By merely leveraging gene expression data, CBDN can efficiently infer the existence of gene-gene interactions as well as their regulatory directions. The constructed networks are helpful in the identification of important regulators for complex diseases.

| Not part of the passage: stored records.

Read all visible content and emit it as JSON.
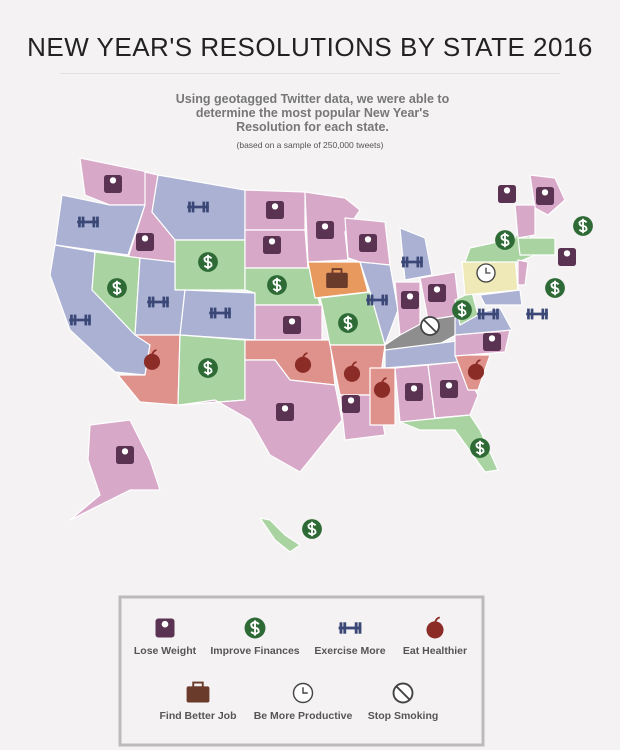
{
  "header": {
    "title": "NEW YEAR'S RESOLUTIONS BY STATE 2016",
    "subtitle": "Using geotagged Twitter data, we were able to determine the most popular New Year's Resolution for each state.",
    "note": "(based on a sample of 250,000 tweets)"
  },
  "legend": {
    "items": [
      "Lose Weight",
      "Improve Finances",
      "Exercise More",
      "Eat Healthier",
      "Find Better Job",
      "Be More Productive",
      "Stop Smoking"
    ]
  }
}
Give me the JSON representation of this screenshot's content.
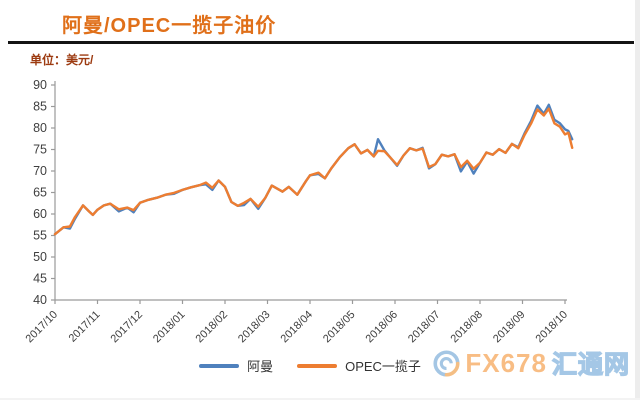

准确识别基因调控网络是理解体内生物活性的一项重要任务。此类网络的推断通常通过使用基因表达数据来完成。已经开发了许多方法来评估转录因子与其靶基因之间的基因表达依赖性,并且一些方法还消除了传递相互作用。如果靶基因也是转录因子,则调控(或边)的方向是不确定的。一些方法通过定位eQTL单核苷酸多态性,或通过观察敲除/下调候选转录因子时的基因表达变化来预测基因调控网络中的调控方向;遗憾的是,这些额外的数据通常不可用,特别是对于源自人体组织的样本。
在本研究中,我们提出了基于上下文的依赖性网络(CBDN),这是一种仅从基因表达数据就能推断出具有调控方向的基因调控网络的方法。为了确定调控方向,CBDN通过评估靶基因与其他基因之间的表达依赖性的大小变化(以源基因为条件)来计算源对靶的影响。CBDN通过纳入依赖性方向来扩展数据处理不等式,以区分基因之间的直接和传递关系。我们还定义了两种重要的调节因子,它们可以直接或间接影响网络中的大多数基因。CBDN可以通过平均候选调节因子对其他基因的影响函数来检测这两种重要的调节因子。在我们对模拟数据和真实数据的实验中,即使考虑了调控方向,CBDN在推断基因调控网络方面也优于现有方法。CBDN在预测网络中识别出重要的调节因子:(1)TYROBP影响一批与阿尔茨海默病相关的基因;(2)ZNF329和RB1显著调节脑肿瘤的那些“间充质”基因表达特征基因。
仅通过利用基因表达数据,CBDN就能有效地推断基因-基因相互作用的存在及其调控方向。构建的网络有助于识别复杂疾病的重要调节因子。